Quand Jésus-Christ créa la Coloniale…

mis en ligne le 23 janvier 2013
1694ManoloProloIl y a trente ans, ils auraient été nationalistes, et l’extrême gauche unanime les aurait applaudis. Leurs leaders, inévitablement charismatiques, auraient laissé planer le doute : le nouvel État serait-il socialiste, autogestionnaire, démocratique ? Combien de temps durerait la transition autoritaire, le pouvoir des militaires libérateurs ? N’en parlons pas, l’important c’est l’unité du glorieux front de libération nationale. Et le pouvoir. Et que l’argent coule.
Les temps changent, ma bonne dame, et les voilà djihadistes, terroristes et islamistes. Bouh ! Qu’ils sont laids ! Et méchants avec ça. Et avec de ces trognes pas laïques pour un sou…
Or, si l’on se renseigne un tant soit peu, on s’aperçoit bien vite qu’il s’agit d’un recyclage. La plus grosse troupe (en fait, la grande majorité des combattants), regroupée par Ansar Dine, n’est autre que l’historique rébellion touarègue, qui date peu ou prou de l’indépendance du Mali avec son découpage de frontières volontairement absurde, entravant l’essor de la région pour mieux la soumettre aux intérêts de l’ancien pays colonisateur.
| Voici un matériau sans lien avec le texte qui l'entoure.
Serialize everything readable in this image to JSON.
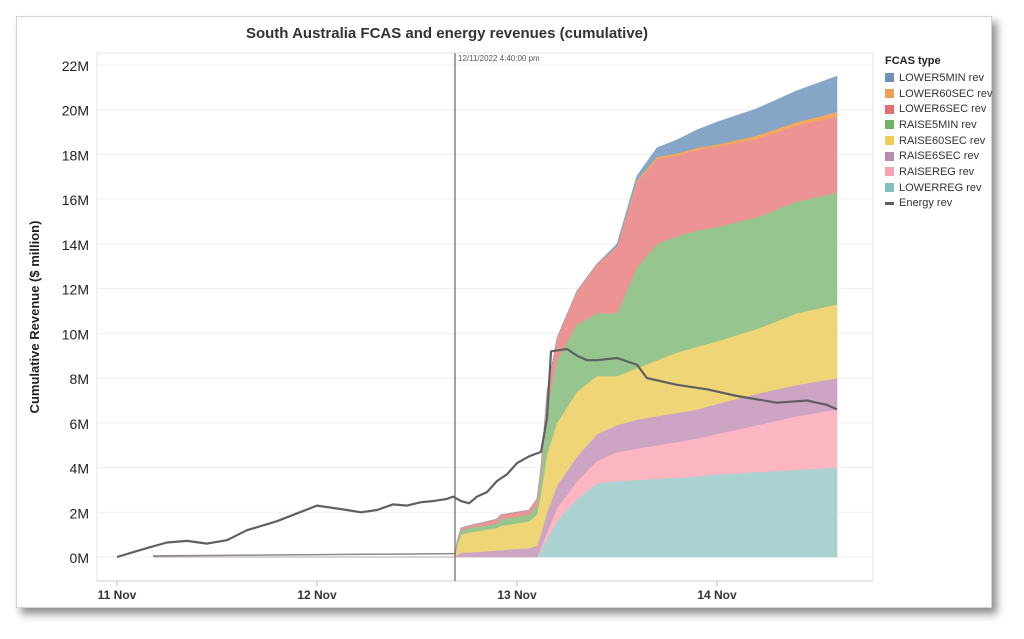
{
  "chart_data": {
    "type": "area",
    "title": "South Australia FCAS and energy revenues (cumulative)",
    "ylabel": "Cumulative Revenue ($ million)",
    "xlabel": "",
    "ylim": [
      0,
      22
    ],
    "y_ticks": [
      {
        "value": 0,
        "label": "0M"
      },
      {
        "value": 2,
        "label": "2M"
      },
      {
        "value": 4,
        "label": "4M"
      },
      {
        "value": 6,
        "label": "6M"
      },
      {
        "value": 8,
        "label": "8M"
      },
      {
        "value": 10,
        "label": "10M"
      },
      {
        "value": 12,
        "label": "12M"
      },
      {
        "value": 14,
        "label": "14M"
      },
      {
        "value": 16,
        "label": "16M"
      },
      {
        "value": 18,
        "label": "18M"
      },
      {
        "value": 20,
        "label": "20M"
      },
      {
        "value": 22,
        "label": "22M"
      }
    ],
    "xlim": [
      0,
      3.6
    ],
    "x_ticks": [
      {
        "value": 0,
        "label": "11 Nov"
      },
      {
        "value": 1,
        "label": "12 Nov"
      },
      {
        "value": 2,
        "label": "13 Nov"
      },
      {
        "value": 3,
        "label": "14 Nov"
      }
    ],
    "x_unit": "days from 11 Nov 00:00",
    "annotation": {
      "x": 1.69,
      "label": "12/11/2022 4:40:00 pm"
    },
    "legend_title": "FCAS type",
    "legend_position": "right",
    "grid": true,
    "x": [
      0.18,
      1.69,
      1.7,
      1.72,
      1.76,
      1.9,
      1.92,
      1.96,
      2.06,
      2.1,
      2.12,
      2.15,
      2.2,
      2.3,
      2.4,
      2.5,
      2.6,
      2.7,
      2.8,
      2.9,
      3.0,
      3.2,
      3.4,
      3.6
    ],
    "series": [
      {
        "name": "LOWERREG rev",
        "color": "#a9d2d0",
        "values": [
          0,
          0,
          0,
          0,
          0,
          0,
          0,
          0,
          0,
          0,
          0.3,
          0.8,
          1.6,
          2.6,
          3.3,
          3.4,
          3.45,
          3.5,
          3.55,
          3.6,
          3.7,
          3.8,
          3.9,
          4.0
        ]
      },
      {
        "name": "RAISEREG rev",
        "color": "#fcb6c2",
        "values": [
          0,
          0,
          0,
          0,
          0,
          0,
          0,
          0,
          0,
          0,
          0.15,
          0.3,
          0.6,
          0.8,
          1.0,
          1.3,
          1.4,
          1.5,
          1.6,
          1.7,
          1.8,
          2.1,
          2.4,
          2.6
        ]
      },
      {
        "name": "RAISE6SEC rev",
        "color": "#cda4c3",
        "values": [
          0,
          0,
          0.1,
          0.2,
          0.2,
          0.3,
          0.3,
          0.35,
          0.4,
          0.5,
          0.6,
          0.9,
          1.0,
          1.1,
          1.2,
          1.2,
          1.3,
          1.3,
          1.3,
          1.3,
          1.35,
          1.4,
          1.4,
          1.4
        ]
      },
      {
        "name": "RAISE60SEC rev",
        "color": "#f0d576",
        "values": [
          0,
          0,
          0.4,
          0.8,
          0.9,
          1.0,
          1.1,
          1.1,
          1.2,
          1.4,
          1.8,
          2.6,
          2.8,
          2.9,
          2.6,
          2.2,
          2.3,
          2.5,
          2.7,
          2.8,
          2.8,
          2.9,
          3.2,
          3.3
        ]
      },
      {
        "name": "RAISE5MIN rev",
        "color": "#97c58f",
        "values": [
          0,
          0,
          0.1,
          0.2,
          0.2,
          0.2,
          0.3,
          0.3,
          0.3,
          0.4,
          0.8,
          2.0,
          2.8,
          3.0,
          2.8,
          2.8,
          4.5,
          5.2,
          5.2,
          5.2,
          5.1,
          5.0,
          5.0,
          5.0
        ]
      },
      {
        "name": "RAISE5MIN_pad",
        "color": "none",
        "hidden": true,
        "values": [
          0,
          0,
          0,
          0,
          0,
          0,
          0,
          0,
          0,
          0,
          0,
          0,
          0,
          0,
          0,
          0,
          0,
          0,
          0,
          0,
          0,
          0,
          0,
          0
        ]
      },
      {
        "name": "LOWER6SEC rev",
        "color": "#ec9494",
        "values": [
          0,
          0,
          0.1,
          0.1,
          0.1,
          0.2,
          0.2,
          0.2,
          0.2,
          0.3,
          0.4,
          0.8,
          1.0,
          1.5,
          2.2,
          3.0,
          3.8,
          3.8,
          3.6,
          3.6,
          3.6,
          3.5,
          3.4,
          3.4
        ]
      },
      {
        "name": "LOWER60SEC rev",
        "color": "#f4a85e",
        "values": [
          0,
          0,
          0,
          0,
          0,
          0,
          0,
          0,
          0,
          0,
          0,
          0,
          0,
          0,
          0,
          0,
          0.1,
          0.1,
          0.1,
          0.1,
          0.1,
          0.15,
          0.15,
          0.2
        ]
      },
      {
        "name": "LOWER5MIN rev",
        "color": "#86a6c7",
        "values": [
          0,
          0,
          0,
          0,
          0,
          0,
          0,
          0,
          0,
          0,
          0,
          0,
          0,
          0,
          0,
          0.1,
          0.2,
          0.4,
          0.6,
          0.8,
          1.0,
          1.2,
          1.4,
          1.6
        ]
      }
    ],
    "energy": {
      "name": "Energy rev",
      "color": "#5f6062",
      "x": [
        0.0,
        0.15,
        0.25,
        0.35,
        0.45,
        0.55,
        0.65,
        0.8,
        1.0,
        1.15,
        1.22,
        1.3,
        1.38,
        1.45,
        1.52,
        1.58,
        1.65,
        1.68,
        1.72,
        1.76,
        1.8,
        1.85,
        1.9,
        1.95,
        2.0,
        2.06,
        2.12,
        2.15,
        2.17,
        2.25,
        2.3,
        2.35,
        2.4,
        2.5,
        2.6,
        2.65,
        2.8,
        2.95,
        3.1,
        3.3,
        3.45,
        3.55,
        3.6
      ],
      "values": [
        0.0,
        0.4,
        0.65,
        0.72,
        0.6,
        0.75,
        1.2,
        1.6,
        2.3,
        2.1,
        2.0,
        2.1,
        2.35,
        2.3,
        2.45,
        2.5,
        2.6,
        2.7,
        2.5,
        2.4,
        2.7,
        2.9,
        3.4,
        3.7,
        4.2,
        4.5,
        4.7,
        6.2,
        9.2,
        9.3,
        9.0,
        8.8,
        8.8,
        8.9,
        8.6,
        8.0,
        7.7,
        7.5,
        7.2,
        6.9,
        7.0,
        6.8,
        6.6
      ]
    }
  },
  "legend": {
    "title": "FCAS type",
    "items": [
      {
        "label": "LOWER5MIN rev",
        "color": "#6f92ba",
        "kind": "swatch"
      },
      {
        "label": "LOWER60SEC rev",
        "color": "#f0a053",
        "kind": "swatch"
      },
      {
        "label": "LOWER6SEC rev",
        "color": "#e46d6d",
        "kind": "swatch"
      },
      {
        "label": "RAISE5MIN rev",
        "color": "#6fb467",
        "kind": "swatch"
      },
      {
        "label": "RAISE60SEC rev",
        "color": "#edcc59",
        "kind": "swatch"
      },
      {
        "label": "RAISE6SEC rev",
        "color": "#b98bb0",
        "kind": "swatch"
      },
      {
        "label": "RAISEREG rev",
        "color": "#f9a2b1",
        "kind": "swatch"
      },
      {
        "label": "LOWERREG rev",
        "color": "#82bfbc",
        "kind": "swatch"
      },
      {
        "label": "Energy rev",
        "color": "#5f6062",
        "kind": "line"
      }
    ]
  }
}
Ils se battent pour une nébuleuse indépendance nationale, et viennent de rejouer la scène FLN-MNA en liquidant leurs concurrents du MNLA (Mouvement national de libération de l’Azawad). Leur islamisme est récent, vraisemblablement contingent, leurs activités probablement plus liées aux trafics variés et lucratifs d’armes et de drogue qu’à la gestion d’un futur État religieux.
Le groupe le plus spectaculairement hideux et diabolique (Aqmi, ex-GSPC salafiste) ne revendique qu’un tout petit millier de combattants, essentiellement algériens, et ses objectifs stratégiques concernent l’Algérie en général, et son gaz en particulier. Ils cherchent au Mali une base arrière et un sanctuaire. D’autres formations minoritaires hantent les lieux, plus ou moins folkloriques et très peu implantées dans la population 1.
Tout ce beau peuple a pu prospérer dans le nord du Mali pour une double raison. D’abord, il n’y a pas là de ressources minières exploitées, ni même de gisement important connu ou sérieusement supposé, donc pas de présence militaire imposante. Deuxième raison, des richesses, il y en a tout autour : gaz algérien, pétrole libyen, uranium nigérien, et même l’or malien au sud.
Ajoutons dans ce chaudron de sorcière la grosse tension sur le marché des matières
premières et de l’énergie, alimentée par le développement rapide de la Chine et globalement de tout le continent asiatique. Notons que l’influence française en Afrique est érodée pied à pied depuis des décennies par une politique volontariste des États-Unis (parfois via leurs alliés du golfe Persique et leurs réseaux religieux), et plus récemment par une arrivée massive et agressive de la Chine. Entendons la rumeur qui veut que, dans ce contexte passablement embrouillé, les Russes aient lâché la bride à leurs négociants en armes pour vendre n’importe quoi dans la région. Finissons par le coup d’État, en mars 2012, qui renverse opportunément un président jugé un peu trop pro-américain par le Quai d’Orsay, mais désorganise complètement l’armée malienne, qui abandonne carrément le nord du pays à son sort.
Tout est prêt, y compris le prétexte de la guerre juste. La puissance coloniale n’a plus qu’à « prendre ses responsabilités », et intervenir militairement. Pour faire la guerre au terrorisme islamiste aveugle et fanatique ? Non. Pour défendre ses intérêts impérialistes bruts et simples, contre d’autres requins du même bain. La France sous ses propres couleurs, d’autres au travers de factions plus ou moins manipulées.
Au milieu, la population civile, les viols, les morts, les mutilés, les réfugiés. Dans le monde entier, le énième développement nauséeux du mythe du « choc des civilisations », pour creuser les fossés entre les peuples, pour aviver toutes les tensions, pour préparer les guerres de demain.

Moïse Cailloux













1. Pour la composition des troupes du « djihad » au Mali, lire « Qui sont les combattants islamistes ? », de Sarah Halifa-Legrand et Farid Aïchoune, sur le site internet du Nouvel Observateur.



COMMENTAIRES ARCHIVÉS


yvesmocq

le 29 janvier 2013
Bonjour,
D'accord pour l'analyse, mais bon pour les habitants de Tombouctou ou de Gao, être débarrassé des Islamistes, c'est quand même un mieux.
Il faut aussi savoir qu'un bonne parti des islamistes on été formé par les américains ... pour lutter contre l'islamisme.
Donc ce qui se passe au Mali c'est les occidentaux qui viennent nettoyer leur cochonnerie.